When Trump’s camp moved beyond denial, they revealed that Melania read to her speech writer on the telephone sentences from Michelle’s speech that were then reproduced. This explanation raises more questions than it answers: didn’t Melania recognize these sentences as plagiarism when the speech draft came back to her? Does she understand what plagiarism is? Does she feel that it is wrong? We ask similar questions at university. While intuition might suggest that students who plagiarise lack a commitment to honest learning, there is also talk of the offenders as victims of circumstance or institutional failure. In the case of international students, cultural relativism is sometimes invoked to suggest that writing an essay is somehow a Western construct whose requirement for independent writing and research may be foreign to students from some other cultures. One commentator pointed out that English is Melania’s fourth language and that perhaps in other languages it is “okay” to plagiarize. However, the idea that it is culturally acceptable to pass off other people’s words as one’s own defies both common sense and the realities of globalized education. Another explanation is that some writers who leave their work to the last moment become too stressed the night before their work is due and opt for the most efficient path to getting some much-needed sleep—copy materials readily available on the Internet. In Melania’s case, it could take about two minutes to eliminate traces of Michelle from her speech, which makes the risk Melania took especially baffling.
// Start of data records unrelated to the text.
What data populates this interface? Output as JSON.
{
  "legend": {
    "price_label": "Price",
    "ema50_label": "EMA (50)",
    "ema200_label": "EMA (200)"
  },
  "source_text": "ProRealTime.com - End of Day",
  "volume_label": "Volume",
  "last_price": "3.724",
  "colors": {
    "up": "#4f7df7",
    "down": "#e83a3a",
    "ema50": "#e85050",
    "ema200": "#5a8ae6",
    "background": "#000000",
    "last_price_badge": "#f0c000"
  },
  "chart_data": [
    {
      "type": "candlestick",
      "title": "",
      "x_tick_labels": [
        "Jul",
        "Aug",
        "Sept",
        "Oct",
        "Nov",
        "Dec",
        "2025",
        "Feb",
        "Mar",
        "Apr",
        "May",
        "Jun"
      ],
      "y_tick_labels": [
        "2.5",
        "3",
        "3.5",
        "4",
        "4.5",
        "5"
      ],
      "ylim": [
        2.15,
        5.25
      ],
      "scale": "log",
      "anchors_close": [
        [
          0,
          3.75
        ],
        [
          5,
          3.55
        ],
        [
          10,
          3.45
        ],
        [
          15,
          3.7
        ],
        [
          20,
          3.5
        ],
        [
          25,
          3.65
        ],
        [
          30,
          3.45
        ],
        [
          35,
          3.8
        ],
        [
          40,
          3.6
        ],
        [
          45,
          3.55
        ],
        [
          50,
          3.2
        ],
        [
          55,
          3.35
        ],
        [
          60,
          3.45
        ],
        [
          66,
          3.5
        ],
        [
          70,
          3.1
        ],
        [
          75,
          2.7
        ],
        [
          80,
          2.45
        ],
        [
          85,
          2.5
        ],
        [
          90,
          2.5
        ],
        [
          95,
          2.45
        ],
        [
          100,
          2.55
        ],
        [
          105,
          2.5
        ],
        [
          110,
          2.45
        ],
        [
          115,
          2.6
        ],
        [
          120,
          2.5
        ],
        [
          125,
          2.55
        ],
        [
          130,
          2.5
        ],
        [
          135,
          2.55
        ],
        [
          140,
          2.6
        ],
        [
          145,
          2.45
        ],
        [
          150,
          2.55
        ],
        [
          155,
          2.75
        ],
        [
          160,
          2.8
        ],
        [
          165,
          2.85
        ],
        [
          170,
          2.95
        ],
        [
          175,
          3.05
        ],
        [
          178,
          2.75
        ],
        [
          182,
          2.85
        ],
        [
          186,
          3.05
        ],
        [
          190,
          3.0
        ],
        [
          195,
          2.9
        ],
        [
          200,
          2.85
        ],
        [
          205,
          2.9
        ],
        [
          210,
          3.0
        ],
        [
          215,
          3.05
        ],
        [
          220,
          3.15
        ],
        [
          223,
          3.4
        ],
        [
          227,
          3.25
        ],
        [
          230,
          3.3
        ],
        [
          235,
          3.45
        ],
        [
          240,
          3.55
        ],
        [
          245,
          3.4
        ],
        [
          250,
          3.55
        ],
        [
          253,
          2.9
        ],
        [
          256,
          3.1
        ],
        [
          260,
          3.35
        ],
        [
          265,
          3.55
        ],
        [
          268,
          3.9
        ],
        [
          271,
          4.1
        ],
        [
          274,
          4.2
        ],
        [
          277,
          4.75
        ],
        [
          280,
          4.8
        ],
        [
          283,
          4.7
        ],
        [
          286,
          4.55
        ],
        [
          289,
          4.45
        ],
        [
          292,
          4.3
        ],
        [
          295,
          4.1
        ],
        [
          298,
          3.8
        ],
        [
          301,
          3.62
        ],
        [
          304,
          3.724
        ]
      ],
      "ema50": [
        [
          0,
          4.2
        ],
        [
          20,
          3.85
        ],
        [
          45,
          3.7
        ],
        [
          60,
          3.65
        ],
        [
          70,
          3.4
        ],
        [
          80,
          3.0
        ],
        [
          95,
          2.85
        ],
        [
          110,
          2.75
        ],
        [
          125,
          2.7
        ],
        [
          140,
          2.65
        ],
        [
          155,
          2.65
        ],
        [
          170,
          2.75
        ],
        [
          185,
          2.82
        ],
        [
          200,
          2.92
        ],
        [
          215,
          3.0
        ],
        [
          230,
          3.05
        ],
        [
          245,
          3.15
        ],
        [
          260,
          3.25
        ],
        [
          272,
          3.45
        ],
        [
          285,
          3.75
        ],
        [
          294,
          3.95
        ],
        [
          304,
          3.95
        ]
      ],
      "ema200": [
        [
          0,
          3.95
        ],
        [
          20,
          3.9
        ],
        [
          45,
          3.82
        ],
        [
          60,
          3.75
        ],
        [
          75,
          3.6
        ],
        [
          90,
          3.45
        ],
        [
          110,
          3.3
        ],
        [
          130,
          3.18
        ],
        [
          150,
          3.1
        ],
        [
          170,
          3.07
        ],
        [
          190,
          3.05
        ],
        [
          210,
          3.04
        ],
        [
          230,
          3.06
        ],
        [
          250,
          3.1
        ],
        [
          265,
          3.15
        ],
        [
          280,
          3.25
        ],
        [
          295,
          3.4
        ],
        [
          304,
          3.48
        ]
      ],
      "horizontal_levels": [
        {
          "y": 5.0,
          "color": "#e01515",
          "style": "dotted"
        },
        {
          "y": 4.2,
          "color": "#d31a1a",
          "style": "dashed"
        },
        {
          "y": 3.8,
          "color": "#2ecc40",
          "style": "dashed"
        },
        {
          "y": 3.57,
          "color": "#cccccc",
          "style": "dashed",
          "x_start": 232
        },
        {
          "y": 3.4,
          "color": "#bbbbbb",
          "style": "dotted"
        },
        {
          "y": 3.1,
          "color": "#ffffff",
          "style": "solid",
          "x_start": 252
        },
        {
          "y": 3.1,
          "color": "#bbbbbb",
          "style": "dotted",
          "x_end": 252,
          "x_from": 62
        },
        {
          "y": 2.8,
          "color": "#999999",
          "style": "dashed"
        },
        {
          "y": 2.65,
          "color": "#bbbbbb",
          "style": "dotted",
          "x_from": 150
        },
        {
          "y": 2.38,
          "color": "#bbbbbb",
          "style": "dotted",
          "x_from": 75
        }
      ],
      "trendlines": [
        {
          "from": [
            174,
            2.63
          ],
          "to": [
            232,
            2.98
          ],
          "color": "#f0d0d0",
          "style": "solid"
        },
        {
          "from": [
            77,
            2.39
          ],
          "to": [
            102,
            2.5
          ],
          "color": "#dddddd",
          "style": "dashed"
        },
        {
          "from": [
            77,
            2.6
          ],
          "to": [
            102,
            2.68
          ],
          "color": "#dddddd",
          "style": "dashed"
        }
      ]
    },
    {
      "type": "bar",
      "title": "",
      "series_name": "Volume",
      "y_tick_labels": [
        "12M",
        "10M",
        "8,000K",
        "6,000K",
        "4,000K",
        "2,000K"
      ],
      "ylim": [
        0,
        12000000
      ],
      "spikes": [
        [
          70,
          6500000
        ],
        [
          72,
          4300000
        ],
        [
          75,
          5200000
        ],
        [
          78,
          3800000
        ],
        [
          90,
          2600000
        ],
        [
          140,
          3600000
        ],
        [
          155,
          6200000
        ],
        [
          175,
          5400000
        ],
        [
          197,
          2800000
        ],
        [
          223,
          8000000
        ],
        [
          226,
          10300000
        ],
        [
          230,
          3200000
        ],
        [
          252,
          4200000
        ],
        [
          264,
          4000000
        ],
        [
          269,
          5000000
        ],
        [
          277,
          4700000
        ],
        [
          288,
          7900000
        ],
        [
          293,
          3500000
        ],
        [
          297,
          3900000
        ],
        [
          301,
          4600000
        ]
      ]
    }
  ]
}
One of the authors on my shelf comforts honest students frustrated that some of their colleagues get away with plagiarism by saying that people who cheat once will typically be habitually careless about what is expected of them and be dishonest also in situations where the stakes may be higher. Eventually, they get caught and damage their careers. This is precisely Trump’s problem. The passionate twitter who, according to the ghostwriter of The Art of the Deal, has a short attention span and barely reads books (http://www.newyorker.com/magazine/2016/07/25/donald-trumps-ghostwriter-tells-all), is in many ways the fulfilment of Aboujaoude’s 2012 prediction about the kind of “leadership” and intellectual discourse that social media and easy access to skimmable information on the Internet might give rise to:
Given how the Internet has shortened our attention spans when it comes to reading and meaningful analysis, and given the psychological 140-keystoke limit we now set for ourselves before declaring “information overload,” it can become easier for demagogues to spread their rhetorical bullets and one-liner propaganda slogans. So that they are not believed, their veiled half-truths require vertical probing, dissection and debate, but one is too distracted for that. One just got tweeted (212-13).
Perhaps Melania was too distracted by Donald’s tweets to notice her own plagiarism—or to care about it. Our students should have more integrity.